Они стояли пять, десять минут. Руки и ноги отяжелели и словно существовали отдельно от тела. Солдаты опирались друг на друга, дремали стоя, и, когда враг во сне начинал преследовать солдата, он вздрагивал, радовался, что оказался среди своих, и спрашивал:

– Что мы стоим?

– А я откуда знаю?

– Говорят, крестьяне, которые показывали дорогу, сбежали.

– Что же будет?

– Пошлют в деревню за другими.

– Здесь бы и заночевали!

– И дали бы миску похлебки. – Кто-то сглотнул слюну.

Солдаты с револьверами в руках вели двух перепуганных крестьян, приговаривая:

– Попробуете сбежать, расстреляем!

– Вы же свои, не москали, зачем нам бежать? – оправдывался низкорослый крестьянин.

– Знаем мы вас!

Армия снова отправилась в путь. Стало еще темнее, сосед не видел соседа, и, если кто-то выходил из строя, он с трудом возвращался назад.

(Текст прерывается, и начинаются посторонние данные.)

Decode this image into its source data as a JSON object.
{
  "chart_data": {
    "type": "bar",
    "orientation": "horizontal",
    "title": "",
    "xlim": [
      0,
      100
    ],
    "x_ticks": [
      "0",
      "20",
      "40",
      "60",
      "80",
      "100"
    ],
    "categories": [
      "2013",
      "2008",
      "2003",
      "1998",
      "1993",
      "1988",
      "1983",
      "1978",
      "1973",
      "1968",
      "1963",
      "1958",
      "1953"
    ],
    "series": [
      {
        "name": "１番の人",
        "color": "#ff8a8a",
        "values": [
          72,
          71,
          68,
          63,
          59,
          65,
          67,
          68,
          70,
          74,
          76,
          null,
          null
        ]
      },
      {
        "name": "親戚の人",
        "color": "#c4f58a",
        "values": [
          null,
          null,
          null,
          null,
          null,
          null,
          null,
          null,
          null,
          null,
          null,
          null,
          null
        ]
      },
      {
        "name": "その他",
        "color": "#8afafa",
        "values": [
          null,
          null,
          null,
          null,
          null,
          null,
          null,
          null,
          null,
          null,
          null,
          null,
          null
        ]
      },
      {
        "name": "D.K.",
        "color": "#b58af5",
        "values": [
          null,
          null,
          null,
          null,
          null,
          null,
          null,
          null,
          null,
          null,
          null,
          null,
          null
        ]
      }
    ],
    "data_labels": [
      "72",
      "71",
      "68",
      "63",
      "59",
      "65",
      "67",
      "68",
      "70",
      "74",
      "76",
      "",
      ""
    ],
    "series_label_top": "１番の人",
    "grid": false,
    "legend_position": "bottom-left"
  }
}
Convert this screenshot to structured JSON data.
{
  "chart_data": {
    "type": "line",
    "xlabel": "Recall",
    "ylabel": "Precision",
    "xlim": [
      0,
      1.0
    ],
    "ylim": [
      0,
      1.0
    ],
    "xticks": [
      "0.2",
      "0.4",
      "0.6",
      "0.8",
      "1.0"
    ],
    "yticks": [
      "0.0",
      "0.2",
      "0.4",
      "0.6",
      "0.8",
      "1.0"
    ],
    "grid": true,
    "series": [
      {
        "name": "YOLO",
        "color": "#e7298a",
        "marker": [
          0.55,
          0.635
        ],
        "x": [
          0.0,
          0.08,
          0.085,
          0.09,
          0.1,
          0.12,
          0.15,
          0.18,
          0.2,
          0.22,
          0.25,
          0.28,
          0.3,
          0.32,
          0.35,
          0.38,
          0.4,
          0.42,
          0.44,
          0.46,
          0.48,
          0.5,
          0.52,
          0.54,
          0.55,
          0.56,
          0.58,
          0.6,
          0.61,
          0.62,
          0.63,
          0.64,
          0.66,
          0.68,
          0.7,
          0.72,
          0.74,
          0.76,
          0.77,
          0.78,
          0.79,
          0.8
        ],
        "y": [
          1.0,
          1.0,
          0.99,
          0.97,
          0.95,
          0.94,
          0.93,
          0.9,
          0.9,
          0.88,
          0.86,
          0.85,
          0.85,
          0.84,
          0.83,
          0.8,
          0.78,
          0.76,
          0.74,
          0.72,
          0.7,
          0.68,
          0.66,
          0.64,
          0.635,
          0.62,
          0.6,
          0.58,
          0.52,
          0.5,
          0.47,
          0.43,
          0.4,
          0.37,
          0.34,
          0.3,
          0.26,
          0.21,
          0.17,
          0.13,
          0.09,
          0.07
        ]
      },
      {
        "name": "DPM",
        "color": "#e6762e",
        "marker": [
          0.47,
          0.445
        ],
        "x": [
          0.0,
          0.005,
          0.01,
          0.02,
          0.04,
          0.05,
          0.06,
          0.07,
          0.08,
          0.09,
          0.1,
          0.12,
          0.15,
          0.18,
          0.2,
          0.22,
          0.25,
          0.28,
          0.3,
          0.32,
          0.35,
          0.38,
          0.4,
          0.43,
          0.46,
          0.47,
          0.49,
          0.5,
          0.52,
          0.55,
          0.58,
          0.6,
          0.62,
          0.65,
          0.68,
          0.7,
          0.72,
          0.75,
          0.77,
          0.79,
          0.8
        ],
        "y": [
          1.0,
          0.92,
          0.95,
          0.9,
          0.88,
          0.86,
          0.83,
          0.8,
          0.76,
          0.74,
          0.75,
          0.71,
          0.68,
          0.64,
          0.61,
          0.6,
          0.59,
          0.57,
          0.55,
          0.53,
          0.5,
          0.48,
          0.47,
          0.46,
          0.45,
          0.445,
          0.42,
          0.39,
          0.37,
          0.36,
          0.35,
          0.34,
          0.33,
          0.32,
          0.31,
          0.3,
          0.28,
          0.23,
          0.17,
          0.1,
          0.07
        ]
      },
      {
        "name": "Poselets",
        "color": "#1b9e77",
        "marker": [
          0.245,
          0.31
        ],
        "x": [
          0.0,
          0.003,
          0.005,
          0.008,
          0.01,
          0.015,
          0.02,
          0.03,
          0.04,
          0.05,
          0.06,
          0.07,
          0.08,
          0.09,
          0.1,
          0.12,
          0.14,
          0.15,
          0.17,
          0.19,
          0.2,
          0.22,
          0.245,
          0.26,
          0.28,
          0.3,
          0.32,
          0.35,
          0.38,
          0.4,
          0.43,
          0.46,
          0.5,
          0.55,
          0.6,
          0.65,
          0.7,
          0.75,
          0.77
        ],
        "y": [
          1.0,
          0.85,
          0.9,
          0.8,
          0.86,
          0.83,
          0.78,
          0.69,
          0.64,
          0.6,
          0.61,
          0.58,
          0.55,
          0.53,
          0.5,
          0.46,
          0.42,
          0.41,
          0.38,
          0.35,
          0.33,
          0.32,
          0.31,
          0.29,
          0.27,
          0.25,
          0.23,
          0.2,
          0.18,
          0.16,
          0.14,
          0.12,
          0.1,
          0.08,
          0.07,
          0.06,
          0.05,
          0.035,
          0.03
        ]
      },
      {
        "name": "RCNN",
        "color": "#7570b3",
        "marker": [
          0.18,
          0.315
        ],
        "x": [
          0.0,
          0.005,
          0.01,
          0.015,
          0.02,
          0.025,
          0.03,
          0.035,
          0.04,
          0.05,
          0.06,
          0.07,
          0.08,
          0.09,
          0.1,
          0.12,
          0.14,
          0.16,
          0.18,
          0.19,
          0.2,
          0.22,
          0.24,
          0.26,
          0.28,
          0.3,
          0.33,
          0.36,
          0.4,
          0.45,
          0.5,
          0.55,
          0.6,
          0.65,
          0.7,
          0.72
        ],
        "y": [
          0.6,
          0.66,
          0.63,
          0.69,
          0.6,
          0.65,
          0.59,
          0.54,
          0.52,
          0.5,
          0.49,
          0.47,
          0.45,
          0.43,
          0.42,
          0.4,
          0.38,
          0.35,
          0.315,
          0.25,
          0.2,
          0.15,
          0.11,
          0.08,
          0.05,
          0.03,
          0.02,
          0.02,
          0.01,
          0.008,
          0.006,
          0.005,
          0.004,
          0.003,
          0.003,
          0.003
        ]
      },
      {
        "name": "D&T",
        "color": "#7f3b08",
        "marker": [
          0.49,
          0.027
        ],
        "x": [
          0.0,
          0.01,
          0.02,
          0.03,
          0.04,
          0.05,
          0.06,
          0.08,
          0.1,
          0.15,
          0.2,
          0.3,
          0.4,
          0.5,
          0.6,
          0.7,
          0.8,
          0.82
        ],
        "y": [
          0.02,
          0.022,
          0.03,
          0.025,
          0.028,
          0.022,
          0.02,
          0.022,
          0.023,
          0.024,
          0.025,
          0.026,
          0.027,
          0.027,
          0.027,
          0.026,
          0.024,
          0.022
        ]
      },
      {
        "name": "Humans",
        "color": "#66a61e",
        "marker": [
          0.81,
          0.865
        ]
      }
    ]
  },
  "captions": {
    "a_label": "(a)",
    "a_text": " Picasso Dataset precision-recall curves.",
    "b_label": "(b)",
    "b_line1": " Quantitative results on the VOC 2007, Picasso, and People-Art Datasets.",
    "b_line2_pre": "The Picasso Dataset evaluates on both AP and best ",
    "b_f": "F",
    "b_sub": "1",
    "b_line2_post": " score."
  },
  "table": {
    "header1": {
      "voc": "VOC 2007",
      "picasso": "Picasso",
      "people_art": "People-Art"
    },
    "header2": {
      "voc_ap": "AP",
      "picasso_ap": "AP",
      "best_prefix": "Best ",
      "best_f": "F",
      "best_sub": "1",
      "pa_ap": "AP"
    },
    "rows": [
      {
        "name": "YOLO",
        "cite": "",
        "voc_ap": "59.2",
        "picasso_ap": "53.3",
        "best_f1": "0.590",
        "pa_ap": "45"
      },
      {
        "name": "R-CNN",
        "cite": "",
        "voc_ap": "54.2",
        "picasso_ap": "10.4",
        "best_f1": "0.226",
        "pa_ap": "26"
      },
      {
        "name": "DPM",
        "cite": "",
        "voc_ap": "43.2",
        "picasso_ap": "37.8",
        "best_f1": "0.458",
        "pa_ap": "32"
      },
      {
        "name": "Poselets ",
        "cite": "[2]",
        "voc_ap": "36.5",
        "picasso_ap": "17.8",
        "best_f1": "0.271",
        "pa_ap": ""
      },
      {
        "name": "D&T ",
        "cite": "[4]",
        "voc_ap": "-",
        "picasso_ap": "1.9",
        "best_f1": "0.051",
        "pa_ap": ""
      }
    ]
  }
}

– Как вы идете? – кричал один солдат на другого.

– Как стадо коров!

– Поднимите выше косы!

– Вы нам головы отрежете!

– Выше!

– Выше, черт побери!

– Отпустите поводья, – раздалась команда, – лошадь по запаху найдет дорогу, не заблудится.

– Грязи все больше!

– Болотистая местность.

– Куда нас завели?

– Как диких кабанов.

– Живыми бы выбраться!

Налетел влажный резкий ветер и принес с собой колючий снег с дождем. В сонных глазах загорелись огоньки – отражение костров, у которых грелись казаки с их лошадьми. Страха больше не было, солдаты шли как во сне. Они дремали на ходу, ветер обжигал усталые лица и уносился с волчьим воем в голые поля.

– Деревня, деревня, – разнеслось от солдата к солдату, хотя из-за дождя и снега ничего не было видно.

Солдаты замедлили шаг, и колонна остановилась у подворья, светлые окна которого дышали теплом.

– Пригласили бы нас на стаканчик чая! – сказал Вержбицкий Мордхе.

– Я бы не отказался, – криво усмехнулся Мордхе.

Штабные поднялись по каменным ступеням веранды, где их встретили мужчины и женщины, в окнах стало светлее.

Дождь хлестал, холод пробирал до костей. Солдаты стояли пятнадцать минут, двадцать, полчаса. В освещенных окнах подворья зазывно мерцали огоньки, шептали, что штабные сидят в теплых комнатах за накрытыми столами. Голодные глаза горели, солдаты были готовы разломать стены и впиться слюнявыми ртами в мягкие тела полных женщин.

– Что мы тут стоим? – оскалил зубы один.

– В пути согреемся!

– Пойдемте!

– Сами едят жареных уток, а ты, бедный солдат, мокни под дождем, как тряпка!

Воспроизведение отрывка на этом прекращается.